We can concatenate the Date and Time column and convert its datatype to datetime later.

In [34]:
# Concatenate Date and Time column to create new column Datetime
df['Datetime'] = df['Date'].str.cat(df['Time'], sep=' ')
date_time = df.pop('Datetime')
df.insert(0, 'Datetime', date_time)

# Drop the Date and Time column
df.drop(columns=['Date', 'Time'], inplace=True)

df.head(1)

Unnamed: 0,Datetime,City,Location,Latitude,Longitude,High_Accuracy,Direction,Type,Lanes_Blocked,Involved,Tweet,Source
0,2018-08-20 7:55 AM,Pasig City,ORTIGAS EMERALD,14.586343,121.061481,1,EB,ACCIDENT,1.0,TAXI AND MC,MMDA ALERT: Vehicular accident at Ortigas Emer...,https://twitter.com/mmda/status/10313302019705...

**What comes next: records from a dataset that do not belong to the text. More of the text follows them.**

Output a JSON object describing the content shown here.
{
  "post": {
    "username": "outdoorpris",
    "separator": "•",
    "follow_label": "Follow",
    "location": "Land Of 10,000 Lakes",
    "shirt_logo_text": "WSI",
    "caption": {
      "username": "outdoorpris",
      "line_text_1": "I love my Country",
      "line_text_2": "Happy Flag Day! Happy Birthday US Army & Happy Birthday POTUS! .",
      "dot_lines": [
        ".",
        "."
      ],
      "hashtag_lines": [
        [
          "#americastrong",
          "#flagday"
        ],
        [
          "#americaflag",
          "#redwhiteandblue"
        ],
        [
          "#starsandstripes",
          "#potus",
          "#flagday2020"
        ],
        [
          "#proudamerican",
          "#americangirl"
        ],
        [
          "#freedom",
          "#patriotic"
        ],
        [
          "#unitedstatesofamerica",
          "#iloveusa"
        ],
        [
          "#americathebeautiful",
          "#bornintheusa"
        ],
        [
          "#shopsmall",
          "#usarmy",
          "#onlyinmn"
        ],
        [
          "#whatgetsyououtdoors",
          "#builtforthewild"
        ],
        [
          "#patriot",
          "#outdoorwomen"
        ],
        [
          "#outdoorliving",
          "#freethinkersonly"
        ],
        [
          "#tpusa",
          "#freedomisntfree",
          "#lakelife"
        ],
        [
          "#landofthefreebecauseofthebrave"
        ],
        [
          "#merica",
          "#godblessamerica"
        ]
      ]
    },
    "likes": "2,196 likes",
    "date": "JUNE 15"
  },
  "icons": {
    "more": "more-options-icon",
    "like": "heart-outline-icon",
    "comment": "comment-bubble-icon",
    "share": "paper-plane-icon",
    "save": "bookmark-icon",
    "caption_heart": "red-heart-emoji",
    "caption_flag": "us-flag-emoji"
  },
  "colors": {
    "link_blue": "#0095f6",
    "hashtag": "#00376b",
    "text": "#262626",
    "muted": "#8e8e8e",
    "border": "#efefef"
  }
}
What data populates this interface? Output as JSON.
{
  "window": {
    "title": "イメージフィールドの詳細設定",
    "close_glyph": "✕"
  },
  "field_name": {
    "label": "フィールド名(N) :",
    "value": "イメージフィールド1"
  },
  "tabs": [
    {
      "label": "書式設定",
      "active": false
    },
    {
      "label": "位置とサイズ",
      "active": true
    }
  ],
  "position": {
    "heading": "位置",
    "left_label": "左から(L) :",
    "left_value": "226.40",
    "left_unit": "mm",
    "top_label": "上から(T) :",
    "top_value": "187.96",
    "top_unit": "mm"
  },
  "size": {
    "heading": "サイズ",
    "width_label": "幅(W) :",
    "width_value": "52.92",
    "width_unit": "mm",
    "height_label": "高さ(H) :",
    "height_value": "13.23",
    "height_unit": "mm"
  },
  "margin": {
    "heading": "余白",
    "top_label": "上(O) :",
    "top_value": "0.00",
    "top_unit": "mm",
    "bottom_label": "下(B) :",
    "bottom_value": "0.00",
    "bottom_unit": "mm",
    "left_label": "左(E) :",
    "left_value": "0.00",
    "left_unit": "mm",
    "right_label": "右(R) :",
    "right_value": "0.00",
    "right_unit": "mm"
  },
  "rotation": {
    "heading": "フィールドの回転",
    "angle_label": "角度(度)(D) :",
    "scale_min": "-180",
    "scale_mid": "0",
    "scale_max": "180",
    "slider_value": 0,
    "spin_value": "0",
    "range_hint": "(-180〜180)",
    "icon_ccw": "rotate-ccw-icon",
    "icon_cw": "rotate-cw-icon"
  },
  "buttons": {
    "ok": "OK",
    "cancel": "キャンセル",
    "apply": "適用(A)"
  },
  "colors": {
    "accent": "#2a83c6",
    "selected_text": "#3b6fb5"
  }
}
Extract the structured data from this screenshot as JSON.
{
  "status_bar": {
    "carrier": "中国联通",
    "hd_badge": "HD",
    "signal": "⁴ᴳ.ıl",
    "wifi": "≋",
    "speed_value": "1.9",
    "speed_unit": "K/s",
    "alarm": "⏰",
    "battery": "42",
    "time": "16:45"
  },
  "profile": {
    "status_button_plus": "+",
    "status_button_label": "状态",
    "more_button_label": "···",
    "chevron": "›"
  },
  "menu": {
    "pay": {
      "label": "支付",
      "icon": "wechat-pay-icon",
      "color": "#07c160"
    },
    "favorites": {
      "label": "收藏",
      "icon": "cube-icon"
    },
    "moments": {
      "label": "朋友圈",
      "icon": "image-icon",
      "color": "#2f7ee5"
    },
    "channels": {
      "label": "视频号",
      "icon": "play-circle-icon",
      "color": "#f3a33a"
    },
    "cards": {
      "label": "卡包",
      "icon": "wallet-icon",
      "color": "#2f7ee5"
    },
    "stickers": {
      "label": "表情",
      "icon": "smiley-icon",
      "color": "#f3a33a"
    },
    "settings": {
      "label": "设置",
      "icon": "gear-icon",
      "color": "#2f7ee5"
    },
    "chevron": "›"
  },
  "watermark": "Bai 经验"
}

### Drop unnecessary columns
This data is extracted from a series of tweets from the Metro Manila Development Authority (MMDA) thus, some columns not necessary for clustering can be dropped like the High_Accuracy, Tweet, and Source column.

In [35]:
df.drop(columns=['High_Accuracy', 'Tweet', 'Source'], inplace=True)

In [36]:
df.head(3)

Unnamed: 0,Datetime,City,Location,Latitude,Longitude,Direction,Type,Lanes_Blocked,Involved
0,2018-08-20 7:55 AM,Pasig City,ORTIGAS EMERALD,14.586343,121.061481,EB,ACCIDENT,1.0,TAXI AND MC
1,2018-08-20 9:13 AM,Makati City,EDSA ROCKWELL,14.559818,121.040737,SB,ACCIDENT,1.0,SUV AND L300
2,2018-08-20 10:27 AM,San Juan,ORTIGAS CLUB FILIPINO,14.601846,121.046754,EB,ACCIDENT,1.0,2 CARS


# Export the dataframe
Now that we've cleaned the data, let us export it as a .csv file so it will be easier to access across notebooks.

In [37]:
df.to_csv('../data/data_mmda_traffic_spatial_cleaned.csv', index=False)

In [38]:
cleaned_df = pd.read_csv('../data/data_mmda_traffic_spatial_cleaned.csv')

cleaned_df.head()

Unnamed: 0,Datetime,City,Location,Latitude,Longitude,Direction,Type,Lanes_Blocked,Involved
0,2018-08-20 7:55 AM,Pasig City,ORTIGAS EMERALD,14.586343,121.061481,EB,ACCIDENT,1.0,TAXI AND MC
1,2018-08-20 9:13 AM,Makati City,EDSA ROCKWELL,14.559818,121.040737,SB,ACCIDENT,1.0,SUV AND L300
2,2018-08-20 10:27 AM,San Juan,ORTIGAS CLUB FILIPINO,14.601846,121.046754,EB,ACCIDENT,1.0,2 CARS
3,2018-08-20 12:33 PM,Quezon City,EDSA ORTIGAS ROBINSONS,14.592515,121.058225,NB,ACCIDENT,1.0,CAR AND BUS
4,2018-08-20 12:39 PM,Mandaluyong,EDSA LIGHT MALL,14.574014,121.04841,NB,MULTIPLE COLLISION,2.0,3 CARS


Now, our data is ready for preprocessing for machine learning models.